Former newspaper business writer Bill Ritter will head a new investigative “team” the station is forming, which will consist of Ritter and a producer to be named later. Although he was hired 17 months ago to do business segments, Ritter has become the station’s top news reporter, usually assigned to the most complex news stories each day. Ritter said he was seriously considering leaving television to return to newspapers when the “dream job” was offered to him.

Anchor Marty Levin will host a new monthly documentary, tentatively titled “Third Thursday,” with Steve Corman rejoining the station to serve as executive producer. Kurt Snider, winner of seven Emmy awards during his stint with KFMB-TV’s (Channel 8) “PM Magazine,” will move over to 39 to work as a producer and photographer with the documentary unit.

The station also has purchased a state-of-the-art toy, a mobile satellite van, which will allow them to do live reports from anywhere. Channel 39 is expected to premier its new name, new set, new music and the rest of its changes Sept. 16.

And just to accent the feeling of unsettlement, there was a rumor--unsubstantiated--floating through the Channel 39 newsroom on Friday that the station had been sold to Westinghouse. Never a dull moment these days at 39.

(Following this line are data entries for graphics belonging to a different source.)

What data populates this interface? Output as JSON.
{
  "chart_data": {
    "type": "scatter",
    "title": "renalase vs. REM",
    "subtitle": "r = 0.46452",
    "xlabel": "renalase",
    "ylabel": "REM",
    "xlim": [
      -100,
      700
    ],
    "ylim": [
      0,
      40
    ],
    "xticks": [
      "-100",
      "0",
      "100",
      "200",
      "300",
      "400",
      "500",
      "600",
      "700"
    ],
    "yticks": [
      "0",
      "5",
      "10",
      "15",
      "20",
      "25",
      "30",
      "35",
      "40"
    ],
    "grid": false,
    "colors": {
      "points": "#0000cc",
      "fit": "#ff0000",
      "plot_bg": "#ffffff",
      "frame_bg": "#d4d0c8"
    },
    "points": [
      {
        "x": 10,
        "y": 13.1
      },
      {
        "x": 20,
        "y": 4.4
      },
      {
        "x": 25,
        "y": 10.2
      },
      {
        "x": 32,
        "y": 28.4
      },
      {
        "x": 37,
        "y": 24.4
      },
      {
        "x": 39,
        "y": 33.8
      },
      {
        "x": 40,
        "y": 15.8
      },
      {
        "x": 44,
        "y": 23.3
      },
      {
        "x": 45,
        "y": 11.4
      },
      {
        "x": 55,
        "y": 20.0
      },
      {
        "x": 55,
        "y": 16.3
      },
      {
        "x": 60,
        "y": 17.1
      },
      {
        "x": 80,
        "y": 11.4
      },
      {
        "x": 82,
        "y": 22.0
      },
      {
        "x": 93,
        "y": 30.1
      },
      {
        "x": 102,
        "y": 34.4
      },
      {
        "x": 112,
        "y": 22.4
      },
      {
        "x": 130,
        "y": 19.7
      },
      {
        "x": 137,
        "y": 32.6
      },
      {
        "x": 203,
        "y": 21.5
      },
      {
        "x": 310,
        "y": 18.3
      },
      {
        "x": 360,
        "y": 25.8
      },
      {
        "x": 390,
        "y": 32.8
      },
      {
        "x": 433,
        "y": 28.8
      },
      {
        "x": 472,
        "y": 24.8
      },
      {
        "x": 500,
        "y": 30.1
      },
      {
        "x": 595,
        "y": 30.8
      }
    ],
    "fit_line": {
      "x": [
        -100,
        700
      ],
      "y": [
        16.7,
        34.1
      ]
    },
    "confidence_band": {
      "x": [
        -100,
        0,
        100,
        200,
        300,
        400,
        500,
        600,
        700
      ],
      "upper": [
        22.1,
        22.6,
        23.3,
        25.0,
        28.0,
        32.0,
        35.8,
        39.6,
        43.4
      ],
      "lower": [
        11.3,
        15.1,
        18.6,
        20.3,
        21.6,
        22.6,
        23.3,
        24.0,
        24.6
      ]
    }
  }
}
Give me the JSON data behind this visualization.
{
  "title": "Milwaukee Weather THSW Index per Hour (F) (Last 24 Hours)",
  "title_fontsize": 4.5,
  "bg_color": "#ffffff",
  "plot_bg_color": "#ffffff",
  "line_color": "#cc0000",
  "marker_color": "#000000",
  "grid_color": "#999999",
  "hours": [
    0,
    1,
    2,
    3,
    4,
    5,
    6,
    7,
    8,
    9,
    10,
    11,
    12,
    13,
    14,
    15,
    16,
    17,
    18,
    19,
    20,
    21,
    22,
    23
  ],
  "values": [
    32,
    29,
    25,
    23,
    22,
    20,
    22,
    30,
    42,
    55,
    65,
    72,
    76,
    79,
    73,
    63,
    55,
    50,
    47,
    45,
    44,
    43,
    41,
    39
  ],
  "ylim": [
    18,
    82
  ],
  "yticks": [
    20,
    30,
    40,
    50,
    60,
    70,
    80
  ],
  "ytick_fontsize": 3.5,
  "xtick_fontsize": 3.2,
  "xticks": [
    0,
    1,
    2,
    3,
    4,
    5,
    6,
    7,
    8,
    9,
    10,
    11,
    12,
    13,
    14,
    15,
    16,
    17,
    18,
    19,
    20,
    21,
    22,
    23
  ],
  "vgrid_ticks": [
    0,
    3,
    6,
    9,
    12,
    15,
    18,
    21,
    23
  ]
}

Notes and quotes: Officials at KGB-FM (101.5) couldn’t let Laura Nortman slaughter those pigs, Berger and Prescott. But they were Nortman’s pigs, even if she did name them after the KGB morning team. So when the two sows went up for auction at the Del Mar Fair, their namesakes, Berger and Prescott, were on hand. The station paid $1,015 (the station’s frequency, coincidentally) for Prescott. Berger was too fat a pig to even bid on, but Nortman threw him in for free. The pigs are now wallowing on a ranch owned by KGB’s parent company, Brown Broadcasting, and will probably be used in future KGB promotions. . . A collection of the best shorts from the past few years of the annual Festival of Animation will begin a four-weekend run on Friday at the La Jolla Museum of Contemporary Art. Among the offerings will be “Vincent,” an old short by Tim Burton, director of “Pee Wee’s Big Adventure” and “Beetlejuice,” and Danny Antonucci’s “Lupo the Butcher.” There will also be some screenings not listed on the program, including films entitled “The Thing What Lurked in the Tub” and “Lee’s Press-On Limbs.” A rare short narrated by the late Lenny Bruce, “Thank You Masked Man,” will also be screened. . . KGTV-TV (Channel 10) weatherman Mike Ambrose, a.k.a. “Captain Mike,” will add his cheery demeanor to KSDO-AM (1130). He replaces Sean Boyd, who has been filing reports for KSDO for the past 10 years from Bakersfield.